Real-robot recording (Dual Archer Y6)

nodes:
  - name: data_record
    build: pip install hex_flow_node_data
    run: hex-flow-data-record
    required: false
    hidden: true
    remap:
      left_arm_state: left_archer_y6/arm_state
      right_arm_state: right_archer_y6/arm_state
      left_grip_state: left_archer_y6/grip_state
      right_grip_state: right_archer_y6/grip_state
      head_color: head_berxel/color
      head_depth: head_berxel/depth
      left_color: left_cam_usb/color
      record: data_record_test/record
    env:
      RECORD_PATH: "./record_data"
      FOXGLOVE_HOST: "127.0.0.1"
      FOXGLOVE_PORT: "8765"
      START_CNT: "0"

  - name: data_record_test
    build: pip install hex_flow_node_data
    run: hex-flow-data-record-test
    required: true
    hidden: true
    remap:
      left_arm_ctrl: left_archer_y6/arm_ctrl
      right_arm_ctrl: right_archer_y6/arm_ctrl
      left_grip_ctrl: left_archer_y6/grip_ctrl
      right_grip_ctrl: right_archer_y6/grip_ctrl
      record: data_record_test/record
      keys: teleop_keyboard/teleop_keyboard
    env:
      RATE_HZ: "100"
      ARM_CTRL_MODE: "pos"
      GRIP_CTRL_MODE: "pos"

Topics

Record Node — Subscribed Topics

The record node discovers topics dynamically from the HEX_FLOW_REMAP JSON env var, classifying by suffix:

Suffix	Message Type	Description
*state	HexArmState / HexGripState / HexPoseState	Robot joint/pose state
*color	HexImgSimple (encoding bgr8)	Color camera frames
*depth	HexImgSimple (encoding mono16)	Depth camera frames
record	raw bytes (1-byte boolean)	Start/stop recording (non-zero = start)

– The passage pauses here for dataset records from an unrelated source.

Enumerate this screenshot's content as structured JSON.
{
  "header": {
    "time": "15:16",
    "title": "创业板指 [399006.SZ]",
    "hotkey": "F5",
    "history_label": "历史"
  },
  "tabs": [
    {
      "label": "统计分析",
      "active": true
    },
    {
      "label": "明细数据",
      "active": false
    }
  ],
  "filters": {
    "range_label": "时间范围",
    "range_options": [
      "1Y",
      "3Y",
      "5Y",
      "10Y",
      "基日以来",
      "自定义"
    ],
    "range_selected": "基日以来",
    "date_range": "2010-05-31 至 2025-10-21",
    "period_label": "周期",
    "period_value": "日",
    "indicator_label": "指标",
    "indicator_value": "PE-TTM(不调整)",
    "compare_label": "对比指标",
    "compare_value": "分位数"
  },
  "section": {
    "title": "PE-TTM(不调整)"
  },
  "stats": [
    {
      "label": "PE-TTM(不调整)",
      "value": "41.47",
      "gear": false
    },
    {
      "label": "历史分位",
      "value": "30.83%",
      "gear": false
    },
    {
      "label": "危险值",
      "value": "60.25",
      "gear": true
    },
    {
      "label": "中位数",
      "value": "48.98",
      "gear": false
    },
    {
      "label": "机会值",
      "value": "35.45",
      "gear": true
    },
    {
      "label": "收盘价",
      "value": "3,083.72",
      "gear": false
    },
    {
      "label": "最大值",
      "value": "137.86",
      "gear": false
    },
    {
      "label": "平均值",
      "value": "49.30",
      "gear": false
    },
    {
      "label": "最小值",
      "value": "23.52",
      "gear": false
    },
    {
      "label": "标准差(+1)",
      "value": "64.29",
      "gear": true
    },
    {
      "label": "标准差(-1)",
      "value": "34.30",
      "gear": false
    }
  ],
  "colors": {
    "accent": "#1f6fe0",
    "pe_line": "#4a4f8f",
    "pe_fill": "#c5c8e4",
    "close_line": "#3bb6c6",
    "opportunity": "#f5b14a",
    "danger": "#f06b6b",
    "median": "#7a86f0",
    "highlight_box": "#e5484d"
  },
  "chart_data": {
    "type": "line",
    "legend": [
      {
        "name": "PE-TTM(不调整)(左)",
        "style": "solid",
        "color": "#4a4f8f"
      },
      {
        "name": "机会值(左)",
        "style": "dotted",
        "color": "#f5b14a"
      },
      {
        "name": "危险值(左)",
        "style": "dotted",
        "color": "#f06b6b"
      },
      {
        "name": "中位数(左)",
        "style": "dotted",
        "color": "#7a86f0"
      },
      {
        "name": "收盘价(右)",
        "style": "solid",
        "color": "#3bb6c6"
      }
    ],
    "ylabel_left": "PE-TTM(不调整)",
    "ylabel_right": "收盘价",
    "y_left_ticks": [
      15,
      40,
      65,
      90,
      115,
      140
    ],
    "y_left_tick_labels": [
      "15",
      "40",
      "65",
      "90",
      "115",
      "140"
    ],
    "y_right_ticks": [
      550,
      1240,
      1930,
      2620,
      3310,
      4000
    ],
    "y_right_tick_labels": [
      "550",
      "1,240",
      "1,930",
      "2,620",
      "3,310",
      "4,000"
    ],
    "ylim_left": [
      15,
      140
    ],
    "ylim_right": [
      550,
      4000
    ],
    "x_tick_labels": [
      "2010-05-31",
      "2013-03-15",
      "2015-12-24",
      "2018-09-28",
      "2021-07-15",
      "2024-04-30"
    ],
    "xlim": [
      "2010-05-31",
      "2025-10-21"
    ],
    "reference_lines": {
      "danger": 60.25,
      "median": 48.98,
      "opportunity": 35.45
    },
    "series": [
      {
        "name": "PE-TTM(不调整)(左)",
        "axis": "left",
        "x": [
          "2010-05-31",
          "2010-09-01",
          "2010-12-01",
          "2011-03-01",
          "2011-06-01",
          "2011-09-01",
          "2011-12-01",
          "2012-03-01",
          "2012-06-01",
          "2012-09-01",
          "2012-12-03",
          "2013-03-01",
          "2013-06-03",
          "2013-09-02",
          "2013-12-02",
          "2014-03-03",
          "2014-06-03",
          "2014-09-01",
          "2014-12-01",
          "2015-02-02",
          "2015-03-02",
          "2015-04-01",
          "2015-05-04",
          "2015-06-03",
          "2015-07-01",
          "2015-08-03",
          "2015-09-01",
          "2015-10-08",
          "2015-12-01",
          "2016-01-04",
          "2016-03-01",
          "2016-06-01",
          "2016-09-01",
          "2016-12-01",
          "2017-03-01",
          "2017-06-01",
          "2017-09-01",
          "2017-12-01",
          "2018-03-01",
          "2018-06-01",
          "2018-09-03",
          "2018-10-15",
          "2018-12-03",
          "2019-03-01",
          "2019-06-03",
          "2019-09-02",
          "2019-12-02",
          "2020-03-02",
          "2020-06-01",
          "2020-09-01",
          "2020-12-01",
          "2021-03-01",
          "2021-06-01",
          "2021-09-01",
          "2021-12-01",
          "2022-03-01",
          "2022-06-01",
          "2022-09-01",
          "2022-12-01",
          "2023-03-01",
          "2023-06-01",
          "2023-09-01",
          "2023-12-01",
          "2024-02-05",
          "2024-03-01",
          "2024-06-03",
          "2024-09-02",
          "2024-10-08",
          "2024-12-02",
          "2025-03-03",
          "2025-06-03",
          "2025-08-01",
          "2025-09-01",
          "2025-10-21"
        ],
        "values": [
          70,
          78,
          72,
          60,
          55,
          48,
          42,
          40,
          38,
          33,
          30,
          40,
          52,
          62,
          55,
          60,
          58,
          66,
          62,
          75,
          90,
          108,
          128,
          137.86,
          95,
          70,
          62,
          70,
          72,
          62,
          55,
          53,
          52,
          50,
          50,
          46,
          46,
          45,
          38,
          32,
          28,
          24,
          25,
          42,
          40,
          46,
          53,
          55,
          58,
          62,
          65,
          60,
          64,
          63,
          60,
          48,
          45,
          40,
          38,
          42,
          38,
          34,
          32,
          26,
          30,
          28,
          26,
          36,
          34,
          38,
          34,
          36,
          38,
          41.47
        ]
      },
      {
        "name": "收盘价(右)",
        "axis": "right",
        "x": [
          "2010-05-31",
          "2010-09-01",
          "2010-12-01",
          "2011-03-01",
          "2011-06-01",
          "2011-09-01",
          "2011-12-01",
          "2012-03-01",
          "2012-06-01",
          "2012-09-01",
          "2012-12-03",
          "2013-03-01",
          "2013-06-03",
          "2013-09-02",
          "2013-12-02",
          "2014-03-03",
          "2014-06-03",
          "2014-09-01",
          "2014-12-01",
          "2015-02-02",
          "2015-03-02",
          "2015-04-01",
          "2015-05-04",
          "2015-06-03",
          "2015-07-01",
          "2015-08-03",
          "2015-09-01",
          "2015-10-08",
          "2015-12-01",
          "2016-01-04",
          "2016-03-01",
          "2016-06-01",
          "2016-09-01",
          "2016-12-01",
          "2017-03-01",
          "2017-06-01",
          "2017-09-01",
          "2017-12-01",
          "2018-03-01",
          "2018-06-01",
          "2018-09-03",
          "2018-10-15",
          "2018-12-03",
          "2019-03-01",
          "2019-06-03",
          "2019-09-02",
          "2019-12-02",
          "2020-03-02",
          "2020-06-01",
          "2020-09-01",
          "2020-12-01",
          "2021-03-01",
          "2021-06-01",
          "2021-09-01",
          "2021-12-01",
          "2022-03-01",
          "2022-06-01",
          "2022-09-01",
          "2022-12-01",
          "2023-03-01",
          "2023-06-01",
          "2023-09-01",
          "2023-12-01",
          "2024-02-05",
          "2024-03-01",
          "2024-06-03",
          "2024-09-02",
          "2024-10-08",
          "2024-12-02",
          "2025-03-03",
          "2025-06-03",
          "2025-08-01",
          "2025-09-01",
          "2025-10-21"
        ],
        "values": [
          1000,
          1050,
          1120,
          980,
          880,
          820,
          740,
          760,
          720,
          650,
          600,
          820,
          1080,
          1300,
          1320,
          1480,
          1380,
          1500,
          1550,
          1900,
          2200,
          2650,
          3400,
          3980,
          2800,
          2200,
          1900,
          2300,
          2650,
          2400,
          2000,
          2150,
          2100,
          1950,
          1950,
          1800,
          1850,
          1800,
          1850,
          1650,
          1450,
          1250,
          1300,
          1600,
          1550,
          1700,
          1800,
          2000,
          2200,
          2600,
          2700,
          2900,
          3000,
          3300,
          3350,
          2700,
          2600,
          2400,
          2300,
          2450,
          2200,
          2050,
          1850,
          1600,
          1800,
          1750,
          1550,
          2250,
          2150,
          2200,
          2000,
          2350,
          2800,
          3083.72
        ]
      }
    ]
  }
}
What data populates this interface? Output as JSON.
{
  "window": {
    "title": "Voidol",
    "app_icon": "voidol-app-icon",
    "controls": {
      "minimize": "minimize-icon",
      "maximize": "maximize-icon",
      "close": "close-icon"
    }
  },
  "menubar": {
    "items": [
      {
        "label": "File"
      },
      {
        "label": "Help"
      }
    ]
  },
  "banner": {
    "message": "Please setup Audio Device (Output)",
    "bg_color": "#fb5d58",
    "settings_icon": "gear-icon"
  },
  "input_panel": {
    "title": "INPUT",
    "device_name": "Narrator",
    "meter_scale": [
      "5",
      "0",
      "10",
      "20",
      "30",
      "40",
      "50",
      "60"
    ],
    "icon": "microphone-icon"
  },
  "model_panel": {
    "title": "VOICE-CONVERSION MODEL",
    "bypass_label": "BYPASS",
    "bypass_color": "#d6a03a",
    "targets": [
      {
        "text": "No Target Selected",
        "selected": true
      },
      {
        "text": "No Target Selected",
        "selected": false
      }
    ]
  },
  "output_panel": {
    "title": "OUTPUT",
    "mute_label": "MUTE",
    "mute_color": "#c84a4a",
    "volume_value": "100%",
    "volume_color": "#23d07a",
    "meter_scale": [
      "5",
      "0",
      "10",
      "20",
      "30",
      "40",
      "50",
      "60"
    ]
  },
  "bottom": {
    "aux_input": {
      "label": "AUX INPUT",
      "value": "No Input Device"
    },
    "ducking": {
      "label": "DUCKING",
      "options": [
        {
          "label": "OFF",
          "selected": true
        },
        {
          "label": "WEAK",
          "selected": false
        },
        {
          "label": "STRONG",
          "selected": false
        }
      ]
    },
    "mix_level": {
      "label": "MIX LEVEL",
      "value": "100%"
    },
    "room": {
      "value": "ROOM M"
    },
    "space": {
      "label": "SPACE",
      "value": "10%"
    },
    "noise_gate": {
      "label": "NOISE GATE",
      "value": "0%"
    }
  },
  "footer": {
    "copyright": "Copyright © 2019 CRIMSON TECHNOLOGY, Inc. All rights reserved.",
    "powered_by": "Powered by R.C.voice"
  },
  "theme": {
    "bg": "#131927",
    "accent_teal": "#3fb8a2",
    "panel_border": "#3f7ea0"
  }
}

State topics — HexArmState

Field	Type	Description
ts_ns	int64	Timestamp in nanoseconds
jnt_pos	[float64]	Joint position array
jnt_vel	[float64]	Joint velocity array
jnt_eff	[float64]	Joint effort/torque array
pose_pos	[float64]	End-effector position (x, y, z)
pose_quat	[float64]	End-effector orientation (w, x, y, z)

Schema: msgs/msg_robot/arm_state.fbs

State topics — HexGripState

Field	Type	Description
ts_ns	int64	Timestamp in nanoseconds
jnt_pos	[float64]	Gripper joint position
jnt_vel	[float64]	Gripper joint velocity
jnt_eff	[float64]	Gripper joint effort

Schema: msgs/msg_robot/grip_state.fbs

State topics — HexPoseState

Field	Type	Description
ts_ns	int64	Timestamp in nanoseconds
pose_pos	[float64]	Object position (x, y, z)
pose_quat	[float64]	Object orientation (w, x, y, z)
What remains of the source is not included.